New York City has come up with a creative way to promote safety on the streets via arts-based learning:
By rewriting traditional street-sign warnings in haiku form, New York City is using poetry to urge motorists, cyclists, and pedestrians to think about safety. (See one of the 200 new signs below.) City Transportation Commissioner Janette Sadik-Khan unveiled the new Curbside Haiku campaign on Tuesday, saying the city is “putting poetry into motion with public art to make New York City’s streets even safer.
The New York City Department of Transportation will be posting hundreds of signs around the city as part of a new safety education campaign called “Curbside Haiku.” The signs were created by New York/Atlanta artist John Morse and feature twelve designs accompanied by a haiku poem. Via New York City’s ‘adorable’ haiku traffic signs – The Week.
Morse created the images through paper collage and authored the haiku, which he said was a whimsical take on a deadly serious subject. “It’s like a Grimm’s fairy tale. You’re delivering a dark message in a way that’s rather delightful.” He said the challenge was to find a new way to deliver an old message. “We have this thought of ‘walk/don’t walk. Look both ways.’ I get that, I understand that,” he said. “The goal here is to say ‘how can I reach people who have heard that message a million times but need to hear it again?’”He added that the poetry “underscores the reality here, the harshness of, what is the brutality of traffic. That’s a very significant thing.”

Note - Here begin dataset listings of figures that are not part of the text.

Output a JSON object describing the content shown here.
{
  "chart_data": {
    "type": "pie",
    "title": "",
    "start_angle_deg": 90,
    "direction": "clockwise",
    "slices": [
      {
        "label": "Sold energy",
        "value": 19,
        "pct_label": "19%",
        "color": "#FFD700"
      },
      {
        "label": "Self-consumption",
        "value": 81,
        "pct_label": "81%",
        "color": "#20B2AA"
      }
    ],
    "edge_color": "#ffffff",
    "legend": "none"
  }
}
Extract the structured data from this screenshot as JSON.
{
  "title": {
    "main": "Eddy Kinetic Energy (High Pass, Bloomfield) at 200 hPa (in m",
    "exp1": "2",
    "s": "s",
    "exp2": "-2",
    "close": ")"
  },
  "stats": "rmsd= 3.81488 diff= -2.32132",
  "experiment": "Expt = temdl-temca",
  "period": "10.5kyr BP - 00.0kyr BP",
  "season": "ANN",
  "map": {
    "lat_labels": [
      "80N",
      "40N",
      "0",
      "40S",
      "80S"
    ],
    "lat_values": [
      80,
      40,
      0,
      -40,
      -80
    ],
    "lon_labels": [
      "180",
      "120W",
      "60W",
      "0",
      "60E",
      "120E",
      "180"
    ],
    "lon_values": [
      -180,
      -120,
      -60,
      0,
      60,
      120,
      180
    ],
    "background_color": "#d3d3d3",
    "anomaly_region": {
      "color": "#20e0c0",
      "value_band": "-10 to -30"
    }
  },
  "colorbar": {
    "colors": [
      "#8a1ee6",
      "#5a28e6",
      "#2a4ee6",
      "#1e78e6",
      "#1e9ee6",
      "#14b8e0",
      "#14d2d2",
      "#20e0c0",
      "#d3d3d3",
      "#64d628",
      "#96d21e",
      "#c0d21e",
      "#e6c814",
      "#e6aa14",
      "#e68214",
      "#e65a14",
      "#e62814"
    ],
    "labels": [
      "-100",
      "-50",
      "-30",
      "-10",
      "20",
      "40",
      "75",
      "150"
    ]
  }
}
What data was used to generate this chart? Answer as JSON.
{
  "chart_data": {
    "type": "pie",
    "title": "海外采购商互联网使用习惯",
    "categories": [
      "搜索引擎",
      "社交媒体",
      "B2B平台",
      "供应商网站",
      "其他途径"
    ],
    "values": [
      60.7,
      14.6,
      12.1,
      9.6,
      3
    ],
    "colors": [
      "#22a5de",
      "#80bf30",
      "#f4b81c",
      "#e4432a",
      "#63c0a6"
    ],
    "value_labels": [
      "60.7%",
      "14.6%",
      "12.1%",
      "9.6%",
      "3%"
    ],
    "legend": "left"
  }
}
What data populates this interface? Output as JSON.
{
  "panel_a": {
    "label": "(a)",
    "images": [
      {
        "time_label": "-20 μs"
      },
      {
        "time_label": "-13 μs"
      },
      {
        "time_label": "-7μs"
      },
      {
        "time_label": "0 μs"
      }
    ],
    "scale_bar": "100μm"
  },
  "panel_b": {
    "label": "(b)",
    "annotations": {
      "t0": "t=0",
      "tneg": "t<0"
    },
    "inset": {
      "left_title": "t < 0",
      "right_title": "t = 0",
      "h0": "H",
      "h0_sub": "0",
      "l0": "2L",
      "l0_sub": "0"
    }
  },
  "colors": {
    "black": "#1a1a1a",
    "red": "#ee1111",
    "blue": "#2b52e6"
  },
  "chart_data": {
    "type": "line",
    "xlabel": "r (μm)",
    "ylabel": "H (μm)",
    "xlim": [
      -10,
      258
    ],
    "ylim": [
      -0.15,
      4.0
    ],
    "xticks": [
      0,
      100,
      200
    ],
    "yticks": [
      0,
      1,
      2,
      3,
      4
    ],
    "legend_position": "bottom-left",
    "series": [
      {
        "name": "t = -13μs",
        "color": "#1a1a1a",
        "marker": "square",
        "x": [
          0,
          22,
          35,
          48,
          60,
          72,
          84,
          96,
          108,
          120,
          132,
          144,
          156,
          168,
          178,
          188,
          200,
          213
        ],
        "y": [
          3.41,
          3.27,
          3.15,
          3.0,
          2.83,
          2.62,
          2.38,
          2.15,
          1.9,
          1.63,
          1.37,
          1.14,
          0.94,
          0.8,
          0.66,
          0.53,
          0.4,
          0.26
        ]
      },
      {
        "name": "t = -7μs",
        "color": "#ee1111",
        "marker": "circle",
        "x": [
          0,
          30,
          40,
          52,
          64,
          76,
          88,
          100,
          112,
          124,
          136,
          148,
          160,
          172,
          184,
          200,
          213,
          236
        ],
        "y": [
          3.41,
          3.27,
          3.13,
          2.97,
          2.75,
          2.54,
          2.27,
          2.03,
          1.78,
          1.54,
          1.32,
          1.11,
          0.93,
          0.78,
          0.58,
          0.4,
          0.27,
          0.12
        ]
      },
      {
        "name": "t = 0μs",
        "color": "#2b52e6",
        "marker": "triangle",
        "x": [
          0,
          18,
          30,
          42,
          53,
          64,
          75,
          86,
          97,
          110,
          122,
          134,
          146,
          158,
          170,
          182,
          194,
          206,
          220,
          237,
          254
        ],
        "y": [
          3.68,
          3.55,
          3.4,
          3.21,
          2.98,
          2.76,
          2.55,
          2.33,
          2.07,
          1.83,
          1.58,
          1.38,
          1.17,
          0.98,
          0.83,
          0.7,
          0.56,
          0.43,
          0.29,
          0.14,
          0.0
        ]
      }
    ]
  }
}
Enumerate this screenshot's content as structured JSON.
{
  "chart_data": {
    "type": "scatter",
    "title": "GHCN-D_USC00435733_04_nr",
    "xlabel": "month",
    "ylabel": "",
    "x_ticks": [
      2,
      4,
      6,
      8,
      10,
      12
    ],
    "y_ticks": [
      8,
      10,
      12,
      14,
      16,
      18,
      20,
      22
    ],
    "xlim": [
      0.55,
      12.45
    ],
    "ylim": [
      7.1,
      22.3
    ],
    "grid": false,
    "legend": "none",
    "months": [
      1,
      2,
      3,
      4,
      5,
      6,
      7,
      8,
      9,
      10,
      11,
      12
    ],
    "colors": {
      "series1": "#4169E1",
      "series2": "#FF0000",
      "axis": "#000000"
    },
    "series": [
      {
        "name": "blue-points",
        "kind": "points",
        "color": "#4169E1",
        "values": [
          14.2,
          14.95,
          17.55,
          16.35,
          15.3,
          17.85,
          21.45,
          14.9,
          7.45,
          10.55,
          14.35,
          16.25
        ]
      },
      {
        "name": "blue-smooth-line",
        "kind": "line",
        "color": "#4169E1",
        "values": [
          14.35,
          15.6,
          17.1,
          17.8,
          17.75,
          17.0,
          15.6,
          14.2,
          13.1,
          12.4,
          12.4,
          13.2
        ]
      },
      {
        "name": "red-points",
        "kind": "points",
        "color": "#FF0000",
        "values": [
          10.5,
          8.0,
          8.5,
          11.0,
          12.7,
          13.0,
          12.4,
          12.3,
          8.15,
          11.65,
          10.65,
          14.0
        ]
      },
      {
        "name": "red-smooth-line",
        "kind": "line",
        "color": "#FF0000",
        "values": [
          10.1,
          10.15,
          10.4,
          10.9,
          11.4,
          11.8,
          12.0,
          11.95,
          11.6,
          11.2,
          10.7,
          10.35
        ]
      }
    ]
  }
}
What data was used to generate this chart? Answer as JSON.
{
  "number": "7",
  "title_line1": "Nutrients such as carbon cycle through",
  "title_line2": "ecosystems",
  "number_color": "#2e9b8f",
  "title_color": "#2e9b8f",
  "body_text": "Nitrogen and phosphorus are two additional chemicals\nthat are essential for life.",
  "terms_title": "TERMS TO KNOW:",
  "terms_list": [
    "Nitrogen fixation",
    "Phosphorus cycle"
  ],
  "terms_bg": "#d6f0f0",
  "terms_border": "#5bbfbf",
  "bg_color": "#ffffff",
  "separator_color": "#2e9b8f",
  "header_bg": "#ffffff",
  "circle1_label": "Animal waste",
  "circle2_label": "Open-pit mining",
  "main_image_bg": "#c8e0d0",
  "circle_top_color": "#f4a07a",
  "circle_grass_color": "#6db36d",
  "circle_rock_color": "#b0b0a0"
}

New York City has fought speeding with “slow zones” and digital images of skeletons. It has turned Times Square into a pedestrian zone. It has installed hundreds of miles of bike lanes and will implement a bike share program next year. Via Transportation Nation
I hope this works. I was in NYC recently and it seemed like I was the only pedestrian who waited for a green light to cross the street. With so many jay walkers, no wonder traffic can’t move.